New Jersey Audubon’s Government Relations Team Is The Leading Policy Voice For Making New Jersey A Better Place For People And Wildlife.
Our department’s efforts leverage the incredible expertise found throughout our organization to inform sound environmental policy with a solid foundation in science and research, that advances New Jersey Audubon’s mission and enhances the reach of our on-the-ground efforts.
Through coalition-building and identifying partners in State, local, and federal government, we ensure that conservation is given greater consideration by our decision makers. New Jersey Audubon leads two successful coalitions, the NJ Keep It Green Coalition and the Coalition for the Delaware River Watershed, which combined represent over 300 organizations committed to protecting the natural resources of this region.
A few of our recent accomplishments
- Secured permanent funding in the amount of $2 billion every 20 years for preservation and, for the first time ever – stewardship – of NJ’s open space, parks, farmland, waterways, and historic sites
- Raised awareness of the Delaware River Watershed through passing the federal Delaware River Basin Conservation Act and helped bring additional conservation funding to the region, including $13 million of Regional Conservation Partnership Program (RCPP) funds
- Built support for federal policies directly effecting NJ and our wildlife like the Recovering America’s Wildlife Act.

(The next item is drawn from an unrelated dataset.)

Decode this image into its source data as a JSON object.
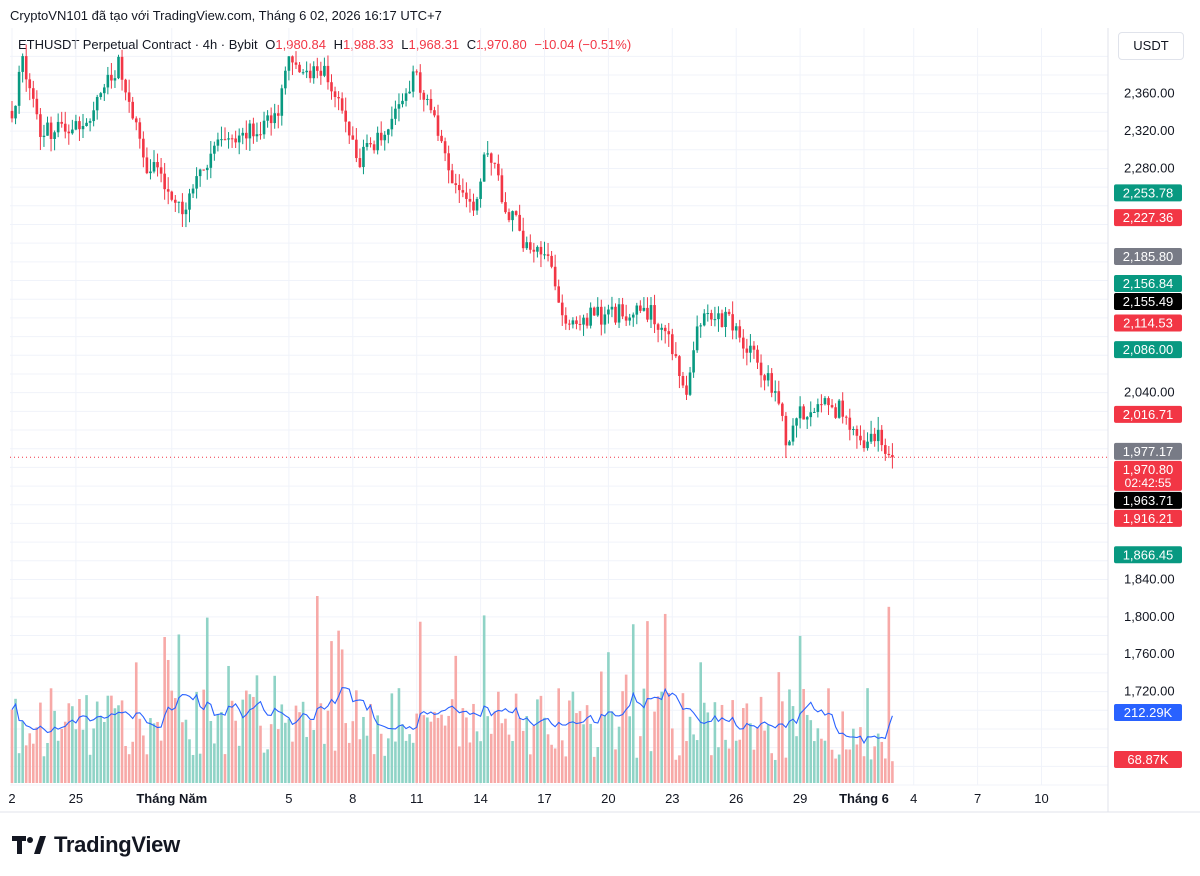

- Spearheaded pioneering state-legislation to save our state’s important pollinators including protecting native bees from pesticide applications and creating habitat for monarchs
- Defended our fragile shorebird species by protecting horseshoe crabs and their nourishing supply of eggs
- Protected NJ’s valuable forested habitats through supporting science-based forest stewardship policy including prescribed burning legislation and the Forest Stewardship Act.
Making a difference in the upcoming year!
- Provide leadership and guidance on critical environmental issues facing New Jersey for the incoming Administration
- Advancing a package of bills that support native habitat and pollinators, as well as limit use of invasive species
- Protecting NJ’s clean water supply and our rivers, lakes, and streams through the coordination of the Coalition for the Delaware River Watershed
- Defending essential staff and programs in the NJ Department of Environmental Protection that give families access to wildlife and the outdoors
- Protecting access to parks and natural areas for all citizens
Coalition For The Delaware River Watershed
The Delaware River is the longest undammed river east of the Mississippi, traveling 300 miles from its headwaters in Hancock, NY down to the Delaware Estuary and Bay. This vast river system not only provides vital habitats for a rich variety of fish and wildlife species, but it’s also home to more than eight million residents, provides drinking water to another eight million people living outside its boundaries, and is critical to the economic well-being of the entire Mid-Atlantic region.
In 2012, New Jersey Audubon and the National Wildlife Federation teamed up to form the Coalition for the Delaware River Watershed (CDRW) to protect this critical resource. The Coalition does this by uniting over 120 nonprofits throughout the basin to share information, leverage resources, and effectively advocate for protecting and restoring the watershed.
Through its work on the Coalition, New Jersey Audubon has been at the forefront of major successful endeavors on federal policy. In 2014, the Coalition led efforts to bring partners together around the Farm Bill and collaboratively submit a proposal for the watershed that was awarded $13 million in funding through the Regional Conservation Partnership Program (RCPP).
In 2016, the Coalition had another key victory with the passage of the Delaware River Basin Conservation Act. Under the act, the U.S. Fish and Wildlife Service has established the Delaware River Basin Restoration Program to create a framework for identifying, prioritizing, and implementing conservation projects throughout the watershed. The Coalition continues to work to ensure funding for this program, as well as, lead in other policy issues affecting the watershed, promote watershed-wide planning and collaboration, and raise awareness for his incredible resource.